Olde Growth came together in 2005 but wouldn’t release their debut slab of excellence until this year. It’s self-titled, displaying vocals that vary from the more brutal, sludge variety to a melodic, groovy stoner rock approach and they merge them seamlessly with riffs and pounding drums that carry the entire experience. The band only features two members creating this noise in Stephen LoVerme on bass and vocals and Ryan Berry handling drums, but the sound they deliver is thick enough to make you think they’d have an army behind them pummeling away. For a debut release, this thing is nothing but solid.

Piradical Productions New Music Blog:

Although Boston’s Olde Growth’s music is firmly rooted in the sludge/stoner/doom metal sound of recent years, their DIY ethos and minimalism are often more in line with 80′s hardcore. The combined effect sounds like the sci-fi obsessed love child of Shellac and Motörhead. Comprised of bassist/vocalist Stephen LoVerme and drummer Ryan Berry, the duo creates a wall of sound and fury that bridges the gap between hardcore’s simplicity and directness and metal’s heaviness and triumph. There are no guitar solos, no moments of virtuosic wankery, or pompous posturing; none of the features that often turn me off of metal. Instead the band makes a feature of the dynamic interplay between drums and bass, milking every inch of tone and variety LoVerme can summon from his bass.

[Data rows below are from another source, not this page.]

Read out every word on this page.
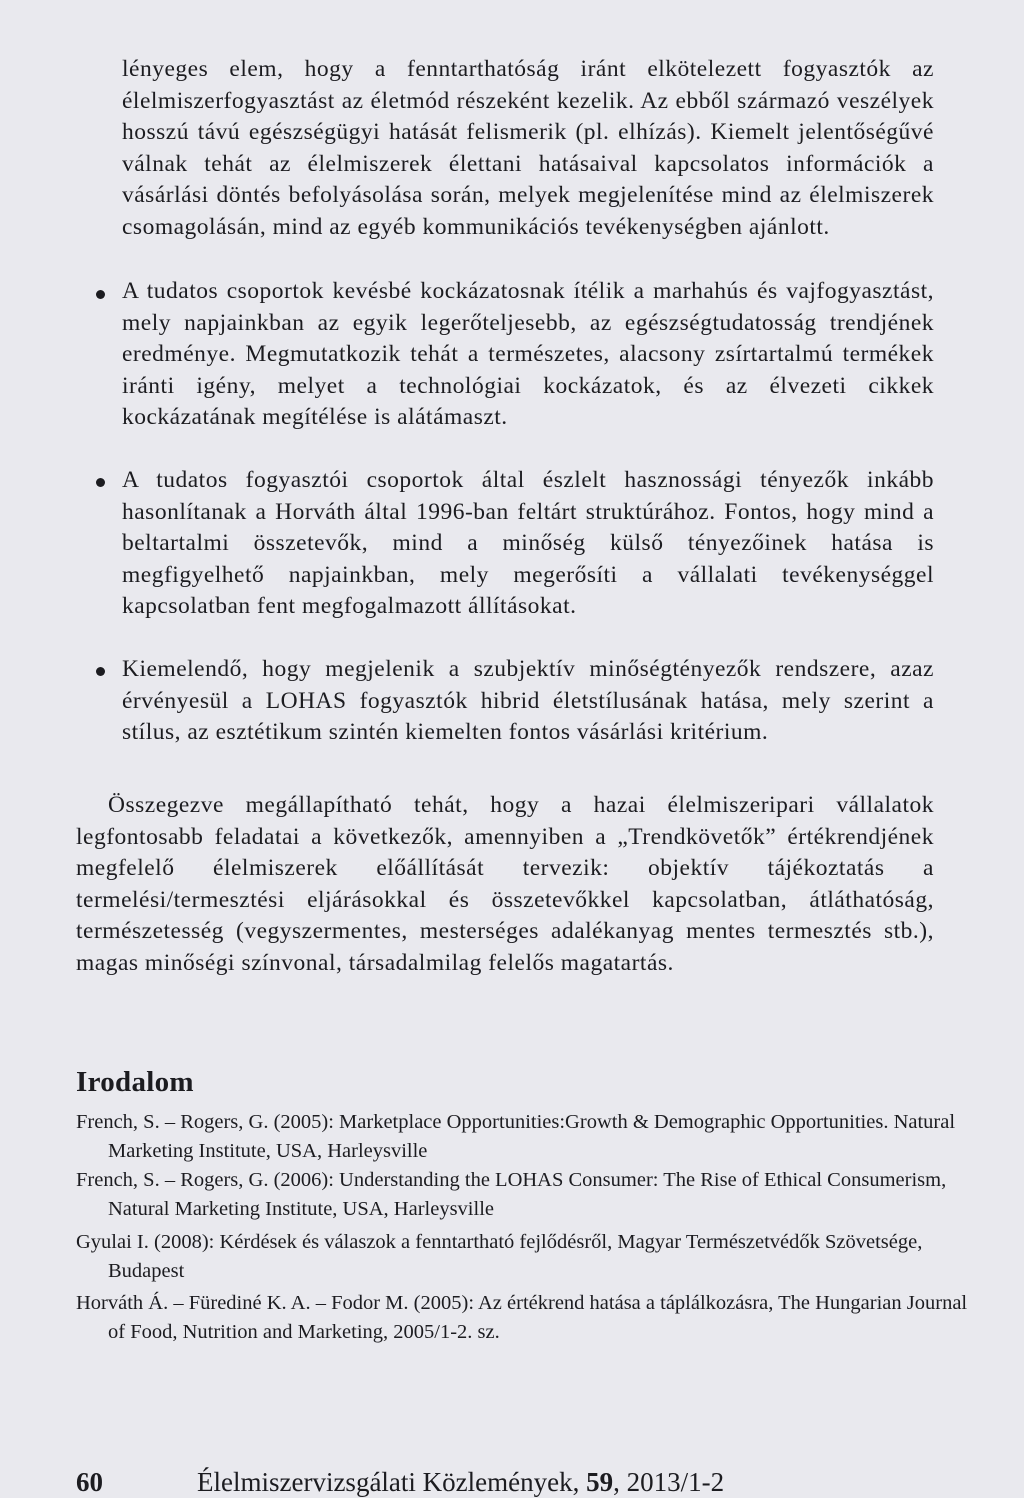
lényeges elem, hogy a fenntarthatóság iránt elkötelezett fogyasztók az élelmiszerfogyasztást az életmód részeként kezelik. Az ebből származó veszélyek hosszú távú egészségügyi hatását felismerik (pl. elhízás). Kiemelt jelentőségűvé válnak tehát az élelmiszerek élettani hatásaival kapcsolatos információk a vásárlási döntés befolyásolása során, melyek megjelenítése mind az élelmiszerek csomagolásán, mind az egyéb kommunikációs tevékenységben ajánlott.

A tudatos csoportok kevésbé kockázatosnak ítélik a marhahús és vajfogyasztást, mely napjainkban az egyik legerőteljesebb, az egészségtudatosság trendjének eredménye. Megmutatkozik tehát a természetes, alacsony zsírtartalmú termékek iránti igény, melyet a technológiai kockázatok, és az élvezeti cikkek kockázatának megítélése is alátámaszt.

A tudatos fogyasztói csoportok által észlelt hasznossági tényezők inkább hasonlítanak a Horváth által 1996-ban feltárt struktúrához. Fontos, hogy mind a beltartalmi összetevők, mind a minőség külső tényezőinek hatása is megfigyelhető napjainkban, mely megerősíti a vállalati tevékenységgel kapcsolatban fent megfogalmazott állításokat.

Kiemelendő, hogy megjelenik a szubjektív minőségtényezők rendszere, azaz érvényesül a LOHAS fogyasztók hibrid életstílusának hatása, mely szerint a stílus, az esztétikum szintén kiemelten fontos vásárlási kritérium.

Összegezve megállapítható tehát, hogy a hazai élelmiszeripari vállalatok legfontosabb feladatai a következők, amennyiben a „Trendkövetők” értékrendjének megfelelő élelmiszerek előállítását tervezik: objektív tájékoztatás a termelési/termesztési eljárásokkal és összetevőkkel kapcsolatban, átláthatóság, természetesség (vegyszermentes, mesterséges adalékanyag mentes termesztés stb.), magas minőségi színvonal, társadalmilag felelős magatartás.

Irodalom

French, S. – Rogers, G. (2005): Marketplace Opportunities:Growth & Demographic Opportunities. Natural Marketing Institute, USA, Harleysville

French, S. – Rogers, G. (2006): Understanding the LOHAS Consumer: The Rise of Ethical Consumerism, Natural Marketing Institute, USA, Harleysville

Gyulai I. (2008): Kérdések és válaszok a fenntartható fejlődésről, Magyar Természetvédők Szövetsége, Budapest

Horváth Á. – Fürediné K. A. – Fodor M. (2005): Az értékrend hatása a táplálkozásra, The Hungarian Journal of Food, Nutrition and Marketing, 2005/1-2. sz.

60	Élelmiszervizsgálati Közlemények, 59, 2013/1-2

Using a combination of pedals and multiple amps, LoVerme wields his bass like the proverbial axe. It’s easy to forget, or not care, that there’s no guitar. Berry meanwhile keeps a fluid control of the rhythm sliding seamlessly in and out of tempos and time signatures. The effect gives the music a natural pulse, creating a sense of emotional subtlety and depth that is often lacking in metal’s heavier subgenres. LoVerme’s lyrics take influence from sci-fi, and fantasy. Their 3 part epic “Cry of the Nazgul/The Second Darkness/To The Black Gate” accomplishes the rare feat of a Tolkein-inspired song actually matching the epic scale and scope of its’ source material. While songs like “Sequioa” evoke the same imagery of ancient forests and overwhelming natural phenomena from which the band takes its’ name.

-Nathan Leigh


From the opening track the absence of a guitar is barely noticeable within the wall of rolling, crushing sound this two-piece band creates. “The Grand Illusion” doesn’t loose any of its power or its in your face attack throughout the close to 7 minutes, it’s a gargantuan, pulverizing tour de force of raw energetic Sludge Metal with a solid, infectious Stoner Rock groove.

“Awake” takes you on a ten minute trip…mood and tempo changes keep you guessing and keep you locked into the vibe which is slightly haunting. Melodic, almost whispered vocal lines blend with hollering vocal parts while the music switches back and forth between the melancholic to the downright nasty. “Awake” is a great piece of epic songwriting that never drags or loses your attention.

The playing slays throughout the entire album, the production is full and its almost impossible to find any weaknesses in the sound. It’s pretty rare when you hear a two-piece band as sonically charged as Olde Growth. I highly recommend you get yourself a download of this album before they become the next big superstars in the world of Sludge, Stoner and Doom.

-Ed Barnard

Aristocrazia (translated from Italian):

Full of groove, “Nazgul” is pure doom, building in dizzying escalation of fast passages with added melody and catchy hooks.Olde Growth’s greatest strength is their ability to combine the genres fluidly, moving between styles that befit the sound with a prowess well above many of their peers.